The city conducted an economic impact analysis, which says that taking advantage of short-term "low-hanging fruit" redevelopment opportunities could create up to 1,280 new homes and more than 400,000 additional square feet of commercial/employment downtown.
A $21-million revitalization project, which will include all below-ground services and ground street renewal, has now begun. The goal is to spur new residential and commercial development downtown and it appears to be working, with several new residential projects on the go and new stores and restaurants opening in the area.
Ellis says that while most municipalities pay for capital improvements on a "pay as you go" basis, it makes more sense for Belleville to borrow needed funds because interest rates are so low. Through the provincial government's Infrastructure Ontario corporation, the interest rates are locked at a guaranteed low rate for 20 years.
The neighbouring municipality of Quinte West, which includes the former municipalities of Trenton, Sidney, Murray and Franklin, is working with Belleville to promote the area for economic development and tourism, but has also embarked on its own downtown redevelopment project.
The community has about 43,000 people, of which 60 per cent live in rural areas. In the former town of Trenton, a new $12-million marina project is taking shape.
"It's a huge investment for us," says Quinte West Mayor John Williams. "Some residents get upset because they say it's just for people who have boats, but that's not what this is about." He says in other communities along the north shore of Lake Ontario "where they have done this right, they have been able to get people to come and bring their money…and the money spills out to downtown, encouraging more stores and different types of stores."

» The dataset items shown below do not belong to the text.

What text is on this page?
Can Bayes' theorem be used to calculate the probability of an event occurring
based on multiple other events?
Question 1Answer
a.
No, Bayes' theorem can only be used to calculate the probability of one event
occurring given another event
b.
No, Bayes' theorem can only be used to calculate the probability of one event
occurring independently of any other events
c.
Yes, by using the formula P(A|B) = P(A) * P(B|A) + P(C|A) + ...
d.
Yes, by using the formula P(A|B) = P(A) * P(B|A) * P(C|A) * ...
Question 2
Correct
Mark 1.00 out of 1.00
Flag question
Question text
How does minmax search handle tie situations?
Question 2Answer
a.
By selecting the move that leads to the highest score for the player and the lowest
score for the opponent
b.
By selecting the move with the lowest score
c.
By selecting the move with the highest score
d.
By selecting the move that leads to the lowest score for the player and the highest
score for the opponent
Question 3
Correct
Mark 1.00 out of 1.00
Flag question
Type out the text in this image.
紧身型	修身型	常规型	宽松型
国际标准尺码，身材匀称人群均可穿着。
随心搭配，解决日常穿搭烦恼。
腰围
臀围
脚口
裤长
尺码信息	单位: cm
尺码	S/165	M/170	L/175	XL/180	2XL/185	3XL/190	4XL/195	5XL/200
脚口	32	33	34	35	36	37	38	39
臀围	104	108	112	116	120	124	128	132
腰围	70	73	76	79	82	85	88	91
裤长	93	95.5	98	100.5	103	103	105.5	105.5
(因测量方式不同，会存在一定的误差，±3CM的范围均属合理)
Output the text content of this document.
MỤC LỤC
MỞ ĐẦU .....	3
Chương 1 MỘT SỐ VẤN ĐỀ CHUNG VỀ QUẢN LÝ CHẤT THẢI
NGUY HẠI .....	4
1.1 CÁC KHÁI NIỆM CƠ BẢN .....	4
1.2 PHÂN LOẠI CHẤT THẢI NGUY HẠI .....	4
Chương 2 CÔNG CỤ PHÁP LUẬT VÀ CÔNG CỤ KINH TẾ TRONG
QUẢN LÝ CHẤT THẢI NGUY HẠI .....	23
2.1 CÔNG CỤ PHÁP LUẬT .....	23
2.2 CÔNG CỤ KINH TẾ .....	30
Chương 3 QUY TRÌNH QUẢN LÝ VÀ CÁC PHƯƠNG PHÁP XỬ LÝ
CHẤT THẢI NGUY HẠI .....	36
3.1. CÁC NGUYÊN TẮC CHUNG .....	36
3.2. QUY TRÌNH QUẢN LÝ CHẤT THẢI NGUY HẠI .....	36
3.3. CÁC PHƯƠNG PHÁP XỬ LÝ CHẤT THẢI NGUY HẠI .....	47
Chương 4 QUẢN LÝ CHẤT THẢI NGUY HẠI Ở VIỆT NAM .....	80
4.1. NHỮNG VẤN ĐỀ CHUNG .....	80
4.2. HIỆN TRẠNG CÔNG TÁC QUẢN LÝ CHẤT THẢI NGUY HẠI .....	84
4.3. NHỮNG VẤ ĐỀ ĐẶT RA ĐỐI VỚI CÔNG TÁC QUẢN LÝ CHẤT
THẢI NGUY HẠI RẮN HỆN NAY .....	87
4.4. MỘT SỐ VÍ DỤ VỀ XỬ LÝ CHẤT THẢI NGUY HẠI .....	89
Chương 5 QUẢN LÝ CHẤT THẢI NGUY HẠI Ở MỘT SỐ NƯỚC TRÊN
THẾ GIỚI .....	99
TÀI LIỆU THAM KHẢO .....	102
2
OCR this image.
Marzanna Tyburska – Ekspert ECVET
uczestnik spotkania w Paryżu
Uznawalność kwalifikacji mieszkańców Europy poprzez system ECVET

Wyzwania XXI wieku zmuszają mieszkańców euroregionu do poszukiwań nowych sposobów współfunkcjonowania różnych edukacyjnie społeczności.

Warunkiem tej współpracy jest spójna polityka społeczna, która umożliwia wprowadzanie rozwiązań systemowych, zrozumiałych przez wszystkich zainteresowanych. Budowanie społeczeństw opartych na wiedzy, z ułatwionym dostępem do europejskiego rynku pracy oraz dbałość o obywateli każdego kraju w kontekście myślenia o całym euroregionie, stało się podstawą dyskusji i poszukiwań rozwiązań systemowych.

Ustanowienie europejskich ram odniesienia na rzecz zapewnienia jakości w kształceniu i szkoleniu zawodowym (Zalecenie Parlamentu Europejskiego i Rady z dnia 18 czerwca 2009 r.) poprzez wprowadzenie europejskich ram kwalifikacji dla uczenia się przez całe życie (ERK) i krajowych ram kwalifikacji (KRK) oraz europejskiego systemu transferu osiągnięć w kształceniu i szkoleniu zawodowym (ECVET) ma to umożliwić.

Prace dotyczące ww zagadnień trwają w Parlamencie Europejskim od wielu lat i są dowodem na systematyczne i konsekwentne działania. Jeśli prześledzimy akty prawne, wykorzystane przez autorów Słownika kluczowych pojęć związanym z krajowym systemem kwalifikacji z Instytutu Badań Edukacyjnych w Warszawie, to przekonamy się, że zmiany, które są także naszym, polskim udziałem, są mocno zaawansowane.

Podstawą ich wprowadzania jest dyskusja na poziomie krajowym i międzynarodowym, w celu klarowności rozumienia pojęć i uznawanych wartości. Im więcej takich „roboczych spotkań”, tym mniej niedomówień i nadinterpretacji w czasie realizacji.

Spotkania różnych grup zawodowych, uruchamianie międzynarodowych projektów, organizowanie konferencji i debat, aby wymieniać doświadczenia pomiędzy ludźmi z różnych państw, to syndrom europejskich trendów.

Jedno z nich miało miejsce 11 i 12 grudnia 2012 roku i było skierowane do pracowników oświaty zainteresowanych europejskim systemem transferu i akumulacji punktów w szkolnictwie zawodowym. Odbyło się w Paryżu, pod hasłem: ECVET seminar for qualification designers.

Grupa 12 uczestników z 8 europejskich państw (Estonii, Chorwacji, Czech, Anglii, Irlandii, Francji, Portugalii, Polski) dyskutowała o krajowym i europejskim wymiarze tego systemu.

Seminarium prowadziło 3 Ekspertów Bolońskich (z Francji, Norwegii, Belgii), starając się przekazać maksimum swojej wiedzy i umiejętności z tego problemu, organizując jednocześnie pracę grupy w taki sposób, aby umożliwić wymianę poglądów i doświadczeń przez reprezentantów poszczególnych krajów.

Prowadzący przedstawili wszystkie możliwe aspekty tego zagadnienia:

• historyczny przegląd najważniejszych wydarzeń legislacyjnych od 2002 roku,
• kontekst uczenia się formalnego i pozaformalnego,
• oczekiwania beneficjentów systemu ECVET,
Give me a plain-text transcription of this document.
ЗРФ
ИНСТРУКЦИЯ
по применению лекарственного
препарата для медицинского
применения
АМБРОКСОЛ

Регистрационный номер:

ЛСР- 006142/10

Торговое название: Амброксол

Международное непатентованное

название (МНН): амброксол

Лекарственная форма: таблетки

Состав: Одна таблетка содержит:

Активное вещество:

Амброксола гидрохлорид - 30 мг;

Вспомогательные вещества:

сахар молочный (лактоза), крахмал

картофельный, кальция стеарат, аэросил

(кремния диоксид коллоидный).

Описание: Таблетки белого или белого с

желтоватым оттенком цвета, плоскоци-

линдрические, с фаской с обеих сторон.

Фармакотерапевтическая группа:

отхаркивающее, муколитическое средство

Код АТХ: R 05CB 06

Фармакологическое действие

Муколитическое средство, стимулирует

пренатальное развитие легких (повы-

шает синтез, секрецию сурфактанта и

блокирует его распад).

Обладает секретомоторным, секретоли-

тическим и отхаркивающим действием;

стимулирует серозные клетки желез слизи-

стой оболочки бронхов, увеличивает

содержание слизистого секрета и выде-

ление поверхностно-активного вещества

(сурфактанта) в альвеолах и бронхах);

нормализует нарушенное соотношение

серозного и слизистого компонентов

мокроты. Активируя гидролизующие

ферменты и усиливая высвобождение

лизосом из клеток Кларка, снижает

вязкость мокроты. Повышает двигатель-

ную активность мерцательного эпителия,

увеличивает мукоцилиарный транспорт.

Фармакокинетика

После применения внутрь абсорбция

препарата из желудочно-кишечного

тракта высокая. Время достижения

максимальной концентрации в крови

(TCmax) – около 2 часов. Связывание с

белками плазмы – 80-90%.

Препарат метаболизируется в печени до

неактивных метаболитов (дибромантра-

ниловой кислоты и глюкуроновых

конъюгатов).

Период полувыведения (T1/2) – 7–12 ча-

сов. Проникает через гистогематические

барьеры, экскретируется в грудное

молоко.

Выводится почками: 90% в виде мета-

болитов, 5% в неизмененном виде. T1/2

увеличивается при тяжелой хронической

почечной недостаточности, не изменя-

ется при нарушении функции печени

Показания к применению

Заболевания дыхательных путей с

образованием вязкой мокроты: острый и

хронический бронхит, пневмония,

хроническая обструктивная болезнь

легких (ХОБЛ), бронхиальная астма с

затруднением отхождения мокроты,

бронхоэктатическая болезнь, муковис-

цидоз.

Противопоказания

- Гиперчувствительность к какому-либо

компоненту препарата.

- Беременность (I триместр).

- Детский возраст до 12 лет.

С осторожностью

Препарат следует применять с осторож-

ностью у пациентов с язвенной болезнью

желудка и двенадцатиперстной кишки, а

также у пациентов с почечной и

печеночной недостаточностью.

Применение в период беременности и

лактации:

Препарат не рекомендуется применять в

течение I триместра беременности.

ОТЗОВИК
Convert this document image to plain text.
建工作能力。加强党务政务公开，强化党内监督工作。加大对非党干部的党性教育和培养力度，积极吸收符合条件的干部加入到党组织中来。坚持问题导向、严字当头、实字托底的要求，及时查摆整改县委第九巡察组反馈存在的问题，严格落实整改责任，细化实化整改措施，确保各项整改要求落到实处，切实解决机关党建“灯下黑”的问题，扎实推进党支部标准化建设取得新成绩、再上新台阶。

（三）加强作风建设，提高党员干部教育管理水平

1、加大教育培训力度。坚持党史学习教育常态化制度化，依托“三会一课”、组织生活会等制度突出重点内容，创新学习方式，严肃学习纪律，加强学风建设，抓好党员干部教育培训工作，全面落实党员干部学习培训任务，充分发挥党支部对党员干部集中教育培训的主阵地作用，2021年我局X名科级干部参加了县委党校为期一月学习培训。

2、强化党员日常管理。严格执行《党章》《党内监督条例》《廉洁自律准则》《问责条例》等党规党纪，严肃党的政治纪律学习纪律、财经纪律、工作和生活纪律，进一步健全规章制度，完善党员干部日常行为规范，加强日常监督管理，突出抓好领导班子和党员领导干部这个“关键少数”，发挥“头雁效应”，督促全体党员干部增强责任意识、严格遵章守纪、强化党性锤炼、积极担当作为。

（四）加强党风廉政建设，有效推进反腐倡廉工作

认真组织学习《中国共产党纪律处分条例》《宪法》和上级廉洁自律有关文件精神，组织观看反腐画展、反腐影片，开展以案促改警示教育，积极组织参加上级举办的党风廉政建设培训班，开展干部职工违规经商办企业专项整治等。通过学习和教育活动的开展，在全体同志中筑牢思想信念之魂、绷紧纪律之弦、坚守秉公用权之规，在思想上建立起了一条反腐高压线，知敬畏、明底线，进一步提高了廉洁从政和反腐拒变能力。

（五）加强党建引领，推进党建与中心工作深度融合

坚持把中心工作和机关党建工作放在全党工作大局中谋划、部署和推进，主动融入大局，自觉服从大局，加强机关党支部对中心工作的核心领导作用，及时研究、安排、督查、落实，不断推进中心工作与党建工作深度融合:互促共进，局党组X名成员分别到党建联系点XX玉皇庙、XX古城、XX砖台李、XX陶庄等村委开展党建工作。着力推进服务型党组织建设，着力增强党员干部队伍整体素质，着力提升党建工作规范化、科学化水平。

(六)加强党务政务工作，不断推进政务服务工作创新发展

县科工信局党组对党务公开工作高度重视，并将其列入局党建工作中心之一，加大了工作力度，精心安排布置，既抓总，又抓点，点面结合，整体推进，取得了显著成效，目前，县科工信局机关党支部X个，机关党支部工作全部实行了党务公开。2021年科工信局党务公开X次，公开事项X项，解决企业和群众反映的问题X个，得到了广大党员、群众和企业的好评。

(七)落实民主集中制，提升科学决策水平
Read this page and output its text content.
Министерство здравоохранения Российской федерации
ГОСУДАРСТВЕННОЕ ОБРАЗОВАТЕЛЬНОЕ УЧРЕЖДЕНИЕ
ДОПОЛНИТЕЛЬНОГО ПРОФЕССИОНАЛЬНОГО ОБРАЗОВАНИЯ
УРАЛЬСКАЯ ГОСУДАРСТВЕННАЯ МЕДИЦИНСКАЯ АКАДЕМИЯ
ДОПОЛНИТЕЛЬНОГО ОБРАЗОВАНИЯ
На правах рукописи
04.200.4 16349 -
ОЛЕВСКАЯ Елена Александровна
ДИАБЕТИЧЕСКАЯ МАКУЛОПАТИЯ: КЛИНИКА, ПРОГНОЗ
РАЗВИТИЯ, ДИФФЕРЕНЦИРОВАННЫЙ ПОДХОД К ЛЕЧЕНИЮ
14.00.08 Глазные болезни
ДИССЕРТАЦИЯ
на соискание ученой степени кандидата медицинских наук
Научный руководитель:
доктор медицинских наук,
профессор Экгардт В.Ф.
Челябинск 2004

Williams says there have been tentative plans for residential development in the area for years and he believes the 380-slip marina project will get these projects underway. The marina will include a 6,000 s.f. building, docks, a boardwalk, new walking trails and a park. "We think it's going to be a real attraction," says Williams.
Quinte West also has a downtown revitalization program in place, cleaning up one street every year and offering stores a funding package so they can freshen up storefronts and add new signage.
Quite West is home to 8 Wing Trenton, the largest Royal Canadian Air Force Base in the country. A 400-acre expansion that will include a new training and administration campus is underway at the base, which will add to the 3,200 regular force, 600 reserve force and 500 civilians who already work at the base.
The municipality benefits from having the base because of the federal government's Payment in Lieu of Taxes program. Government properties don't have to pay local property taxes, but the program gives funds back to the municipality.
"That's a lot of money that comes back to us and it allows us to do these projects without raising taxes," says Williams. "It makes a huge difference for us."